The constant moral tension to keep or destroy the dinosaurs across the Jurassic franchise has kept the story afloat but more importantly, mapped onto a moral discussion for our own ecosystem. The unlikely survival and revival of entire epochs of animals pervades the franchise. There’s an underlying hope for countless brutal extinctions to be undone, not only through stiff Natural History Museum recreations, but in vibrant cinema – and even life. Not just the king predator, but everything below it. Dinosaur-empathizers in the francise’s biggest blockbuster, Jurassic World (2015), see the creatures as dangerous and destructive, but deserving of another chance. The only solid reason anyone gives for yet another chance at survival is the little girl who declares at the end of Jurassic World: Fallen Kingdom (2018), ‘They breathe, like me.’ I’d love to see that little girl apply her radical empathy to incarcerated people or dying orangutans but instead, in that film, she sets a pack of killer dinosaurs free onto Northern California. When we get down to it, the forgiveness these dinosaurs deserve can only be justified because it mirrors our own situation. Humans want a second chance, a second planet, a second eco-system, regardless of how terrifying and violent we’ve become.

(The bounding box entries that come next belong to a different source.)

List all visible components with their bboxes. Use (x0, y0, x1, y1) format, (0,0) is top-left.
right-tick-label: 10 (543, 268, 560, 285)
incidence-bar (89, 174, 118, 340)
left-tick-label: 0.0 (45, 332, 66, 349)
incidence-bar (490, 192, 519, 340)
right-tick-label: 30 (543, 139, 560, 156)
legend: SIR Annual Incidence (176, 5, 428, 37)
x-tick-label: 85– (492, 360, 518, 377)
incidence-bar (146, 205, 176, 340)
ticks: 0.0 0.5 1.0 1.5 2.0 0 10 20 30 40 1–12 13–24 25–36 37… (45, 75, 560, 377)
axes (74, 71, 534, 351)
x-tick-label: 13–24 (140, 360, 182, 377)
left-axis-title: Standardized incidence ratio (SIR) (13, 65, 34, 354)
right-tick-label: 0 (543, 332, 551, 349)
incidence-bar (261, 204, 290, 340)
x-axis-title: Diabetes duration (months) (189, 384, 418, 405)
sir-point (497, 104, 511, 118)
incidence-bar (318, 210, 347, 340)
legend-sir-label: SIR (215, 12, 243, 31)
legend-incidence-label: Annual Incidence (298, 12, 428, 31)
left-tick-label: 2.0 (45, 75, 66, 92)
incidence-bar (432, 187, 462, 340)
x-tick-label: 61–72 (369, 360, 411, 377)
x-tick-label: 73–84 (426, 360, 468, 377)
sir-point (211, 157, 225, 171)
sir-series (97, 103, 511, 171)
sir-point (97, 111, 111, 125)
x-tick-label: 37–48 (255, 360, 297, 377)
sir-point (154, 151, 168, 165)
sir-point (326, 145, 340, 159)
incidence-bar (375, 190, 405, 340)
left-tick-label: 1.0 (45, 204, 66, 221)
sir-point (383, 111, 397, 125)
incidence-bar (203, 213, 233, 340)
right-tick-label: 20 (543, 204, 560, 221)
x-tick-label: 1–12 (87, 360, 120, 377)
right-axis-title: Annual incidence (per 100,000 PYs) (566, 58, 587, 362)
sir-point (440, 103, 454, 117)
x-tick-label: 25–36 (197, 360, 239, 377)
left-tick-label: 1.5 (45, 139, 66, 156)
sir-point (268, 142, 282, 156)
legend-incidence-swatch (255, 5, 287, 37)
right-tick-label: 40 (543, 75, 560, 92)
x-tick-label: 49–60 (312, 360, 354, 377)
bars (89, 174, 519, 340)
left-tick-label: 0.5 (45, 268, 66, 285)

And what brings dinosaurs back to life better than Jurassic Park, itself a franchise that resurrected after a hiatus. The remakes and reboots have a similar aim: to recreate an ecosystem of film-going on par with the 1980s and early ‘90s, when cinema’s power was undiluted by competitive programming on television. The dinosaurs here just keep coming back, bigger and better, as only the big screen can show them. Jurassic World: Fallen Kingdom, the fifth movie in the Jurassic Park franchise, boasts a dinosaur called ‘the Indoraptor’, an indomitable, genetically patchwork weapon of warfare. Not only have dinosaurs conquered a war against extinction again, this time they are optimized. Maybe with a little more science humans can CRISPR up and figure this climate change thing out. We can bring them all back, I’m sure. We’ll come back ourselves, even.

Olivia Rodrigues is a comedian and writer based in New York.